Photo de la Prison de Nivelles Photo de la Prison de Nivelles

Des portes azur, comme la couleur du ciel en ce dernier dimanche de septembre, lourdes comme le poids de l'enfermement. Un téléphone portable laissé à l'entrée, des formalités d'une demi-heure avant de passer aux rayons X pour un voyage qui ne sera pas d'agrément. Mais qui vaudra le détour.
Florence Watteyne, de L’ASBL La Touline, service d’aide aux justiciables du Brabant wallon, nous mène à la salle des visites.

En col cravate, bien peigné, Benoît Verhaert, méconnaissable avec cet air sérieux, Samuel Seynave, un Meursault détaché comme il se doit, et Lormelle Merdrignac, fraîche Marie, attendent leur public.

Il est 16h20. L'équipe est arrivée en début d'après-midi, le temps d'introduire tout le matériel dans la prison de Nivelles, sise en contrebas de la gare et de ces trains vers un ailleurs que les détenus n'emprunteront pas de sitôt. Le spectacle va commencer dans dix minutes. Le gardien interroge les comédiens. Sont-ils prêts?

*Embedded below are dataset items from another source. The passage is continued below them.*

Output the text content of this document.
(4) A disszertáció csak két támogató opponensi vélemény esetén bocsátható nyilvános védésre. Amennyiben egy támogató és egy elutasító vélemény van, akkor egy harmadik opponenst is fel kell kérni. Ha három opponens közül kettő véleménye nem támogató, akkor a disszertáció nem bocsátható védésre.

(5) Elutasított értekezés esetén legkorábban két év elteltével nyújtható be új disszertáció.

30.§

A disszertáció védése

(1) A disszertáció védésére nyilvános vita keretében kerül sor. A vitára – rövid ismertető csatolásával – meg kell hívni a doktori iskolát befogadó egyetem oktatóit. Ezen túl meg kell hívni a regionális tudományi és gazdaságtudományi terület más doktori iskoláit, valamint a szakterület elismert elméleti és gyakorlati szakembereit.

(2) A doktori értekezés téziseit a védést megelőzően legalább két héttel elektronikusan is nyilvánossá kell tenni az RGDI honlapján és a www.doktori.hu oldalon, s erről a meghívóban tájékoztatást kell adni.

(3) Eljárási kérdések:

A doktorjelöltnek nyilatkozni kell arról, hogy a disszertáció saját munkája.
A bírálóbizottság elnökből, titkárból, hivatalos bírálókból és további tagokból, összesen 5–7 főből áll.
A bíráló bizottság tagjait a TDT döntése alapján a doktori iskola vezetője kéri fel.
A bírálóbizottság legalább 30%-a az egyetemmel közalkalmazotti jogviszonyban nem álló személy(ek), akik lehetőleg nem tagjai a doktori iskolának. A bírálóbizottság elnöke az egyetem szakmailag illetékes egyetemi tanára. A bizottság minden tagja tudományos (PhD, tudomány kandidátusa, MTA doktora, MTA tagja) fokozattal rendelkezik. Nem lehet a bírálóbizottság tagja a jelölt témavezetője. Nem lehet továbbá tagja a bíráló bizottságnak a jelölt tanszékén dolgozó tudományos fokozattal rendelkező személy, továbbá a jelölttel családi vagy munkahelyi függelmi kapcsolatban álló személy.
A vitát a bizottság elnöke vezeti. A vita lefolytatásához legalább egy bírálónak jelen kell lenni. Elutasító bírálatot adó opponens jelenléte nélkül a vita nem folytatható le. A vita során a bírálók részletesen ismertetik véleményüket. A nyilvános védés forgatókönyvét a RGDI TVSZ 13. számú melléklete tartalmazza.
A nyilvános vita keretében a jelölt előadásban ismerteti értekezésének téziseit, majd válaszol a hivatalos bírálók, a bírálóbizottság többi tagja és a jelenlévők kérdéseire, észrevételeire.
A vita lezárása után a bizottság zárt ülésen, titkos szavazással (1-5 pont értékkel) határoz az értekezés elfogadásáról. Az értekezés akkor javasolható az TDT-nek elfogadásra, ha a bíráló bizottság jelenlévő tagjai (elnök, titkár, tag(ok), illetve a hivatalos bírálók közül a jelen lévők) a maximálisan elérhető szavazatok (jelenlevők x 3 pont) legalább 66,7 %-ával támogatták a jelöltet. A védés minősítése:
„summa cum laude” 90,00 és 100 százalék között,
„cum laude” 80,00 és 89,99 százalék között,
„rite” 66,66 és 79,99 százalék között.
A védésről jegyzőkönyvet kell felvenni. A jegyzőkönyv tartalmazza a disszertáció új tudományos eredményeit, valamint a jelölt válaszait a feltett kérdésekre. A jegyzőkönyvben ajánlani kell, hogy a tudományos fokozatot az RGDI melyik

Les prisonniers arriveront d'ici quelques instants, par la porte de gauche.
Les artistes se retirent dans les coulisses improvisées pour la circonstance. La salle des visites, traditionnellement équipée d'une vingtaine de tables carrées, s'est vue transformée en salle de théâtre. Pas de gradins, mais quelques rangées de chaises, des fenêtres occultées à l'aide de papier kraft et de scotch, des éclairages plus tamisés que les habituels néons, une table basse...
Le décor, frontal et minimaliste, est planté.

L'arrivée des prisonniers

Intérieur prison de Nivelles Intérieur prison de Nivelles

Crédit photo : Olivier Michiels

Crédit photo : Olivier Michiels

Polo bleu ciel, pantalon gris souris, les prisonniers, de toutes nationalités, de tous âges, du plus imberbe au plus grisonnant, entrent dans la salle et, les yeux dans les yeux, serrent la main des quelques personnes déjà assises, comme les représentants de La Touline, grâce à qui le désir du Théâtre de la Chute, jouer L’Étranger d'après Albert Camus en prison, a pu se concrétiser. À Ittre dernièrement. À Nivelles, récemment. Attendent également le début de la représentation avec une curiosité teintée d'appréhension, un aumônier, un gardien, la directrice de l'établissement...:

Brève introduction

Benoit Verhaert, Stéphane Pirard et Lormelle Merdrignac au Palais de justice de Bruxelles Benoit Verhaert, Stéphane Pirard et Lormelle Merdrignac au Palais de justice de Bruxelles

Crédit photo : Olivier Sébasoni

Crédit photo : Olivier Sébasoni

Jouer L’Étranger derrière les barreaux, raconter le procès du héros, Meursault, sa mise sous verrous et sa condamnation à mort devant des hommes privés de liberté relève du défi.
Porteur du projet autour de ce spectacle, joué déjà plus de 150 fois, entre autres à Paris, Benoît Verhaert, très investi, introduit la pièce auprès du public.
«Nous allons jouer L’Étranger de Camus. C'est une pièce philosophique. Mais ne vous inquiétez pas, tous les hommes sont philosophes à partir du moment où ils savent qu'ils vont mourir. Camus ne donne pas de réponse, mais pose des questions. La pièce se passe en 1942, en Algérie. Camus était pied noir. Sa fable pose des questions sur la vie de tous. Meursault se retrouve en prison car il a tué mais c'est surtout parce que c'est un personnage spécial, étranger. Il tue un Arabe, mais ce n'est pas un crime raciste. On ne le condamne pas pour cela, d'autant qu'à l'époque des colons, qu'un Français tue un Arabe était considéré comme beaucoup moins grave que l'inverse. Le spectacle dure une heure quinze et nous en débattrons ensuite ensemble.»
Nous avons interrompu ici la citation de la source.